云纾安开口:“不是。”不是在跟你说话,不过我也懒得解释,跟你们解释了也解释不通。
归元:“……”感觉面子上很过不去的好吗?不过作为一个侍卫,也确实是没什么面子的。
“今日阮府的丫环过来说,中秋灯会邀请主子一起去。”归元说道。
云纾安那语气淡淡的,“去回了阮小姐。”
归元觉得更是奇怪了,主子明明说会去看花灯的,怎么突然又不去了呢,这般阴晴不定的怎么行?归元言道:“主子答应阮小姐中秋看花灯是上个月已经约定好了的。
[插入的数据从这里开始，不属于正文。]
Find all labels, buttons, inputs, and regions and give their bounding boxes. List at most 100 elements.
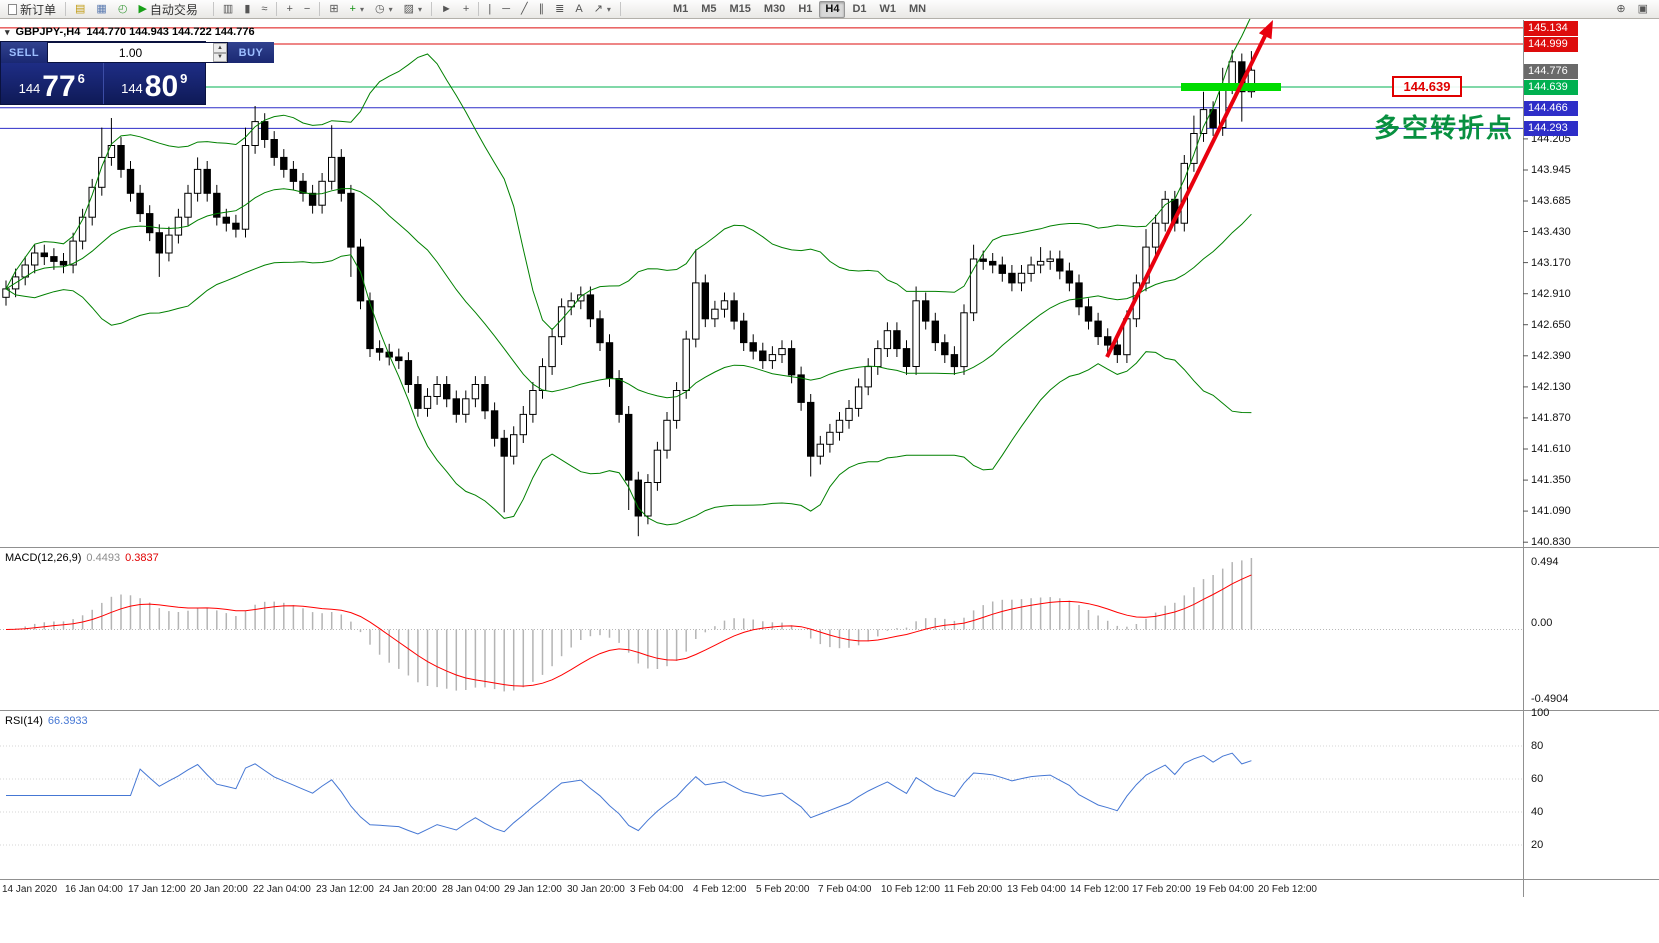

”
“上个月?”云纾安皱眉,说实话她记得不太清楚了,便摇了摇头,说道:“我答应了吗?”
可不就是答应了吗?当时阮太傅也在呢,阮小姐当时也有几分不乐意,不过奴才看主子倒是挺乐意的,怎么突然就反悔了呢?好不容易攀上阮太傅这么一个师父,让主子在京城的日子也好过了呢,可没想到,主子你却不去?
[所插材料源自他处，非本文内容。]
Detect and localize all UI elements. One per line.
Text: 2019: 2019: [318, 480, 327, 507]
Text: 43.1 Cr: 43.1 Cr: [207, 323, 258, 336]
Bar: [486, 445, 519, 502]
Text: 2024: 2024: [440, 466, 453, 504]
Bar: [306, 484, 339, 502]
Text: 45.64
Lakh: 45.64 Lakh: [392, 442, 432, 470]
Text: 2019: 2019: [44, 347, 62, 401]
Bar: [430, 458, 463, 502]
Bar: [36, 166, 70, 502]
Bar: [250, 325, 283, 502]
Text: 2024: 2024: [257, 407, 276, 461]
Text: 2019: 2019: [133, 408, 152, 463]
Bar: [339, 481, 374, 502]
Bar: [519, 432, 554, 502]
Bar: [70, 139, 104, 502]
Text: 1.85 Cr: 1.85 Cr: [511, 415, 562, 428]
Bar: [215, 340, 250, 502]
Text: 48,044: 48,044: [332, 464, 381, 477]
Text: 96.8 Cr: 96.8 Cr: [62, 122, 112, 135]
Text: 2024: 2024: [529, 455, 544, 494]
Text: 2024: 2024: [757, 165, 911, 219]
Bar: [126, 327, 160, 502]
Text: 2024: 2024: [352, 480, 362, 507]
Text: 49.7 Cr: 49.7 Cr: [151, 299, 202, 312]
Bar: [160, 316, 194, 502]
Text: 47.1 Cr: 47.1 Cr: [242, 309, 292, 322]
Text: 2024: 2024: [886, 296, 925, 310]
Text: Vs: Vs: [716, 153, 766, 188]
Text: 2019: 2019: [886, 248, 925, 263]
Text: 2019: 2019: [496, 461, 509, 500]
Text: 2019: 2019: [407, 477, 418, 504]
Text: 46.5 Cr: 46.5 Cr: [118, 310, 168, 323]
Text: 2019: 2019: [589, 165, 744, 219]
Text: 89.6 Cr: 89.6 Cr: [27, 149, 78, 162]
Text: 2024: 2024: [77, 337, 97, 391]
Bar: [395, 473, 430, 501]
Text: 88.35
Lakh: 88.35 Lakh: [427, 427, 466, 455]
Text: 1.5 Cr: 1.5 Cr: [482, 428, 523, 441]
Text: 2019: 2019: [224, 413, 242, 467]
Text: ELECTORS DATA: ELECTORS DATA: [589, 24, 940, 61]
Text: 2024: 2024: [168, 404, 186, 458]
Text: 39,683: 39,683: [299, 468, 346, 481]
“主子答应了。”归元咬牙,神色有些怪怪的,主子这是怎么啦,怎么啦。
云纾安若有所思,“那可能是我记错了,我应该没有答应。”
好吧,你没答应,你没答应阮府的丫环会过来带话?
归元低头,“主子,您高兴就好。”何必再问我?
云纾安望向乐采薇,“中秋节的花灯很漂亮。”你要不要一起去了呢?
乐采薇心想,你跟我说这些干什么啊?
云纾安见乐采薇没有反应,又说了一句,“不光有好看的花灯,还有很多有意思的小玩意儿,和很多有趣的小吃。”
归元:“……”主子,你又自言自语了。
乐采薇那双眸渐渐的亮了起来,说道:“真的这么好吗?”
云纾安嘴角轻扬,你到时候不就知道了吗?
归元心想,主子怕是真的出了问题了,最近总是越来越奇怪了,就比如现在,他居然对着空气说话,而且还在微笑,这么友好温和的微笑,主子很少在外人面前用过呢。
“那好吧。”乐采薇想了想,望向云纾安,既然你这么说了,我便去看看吧。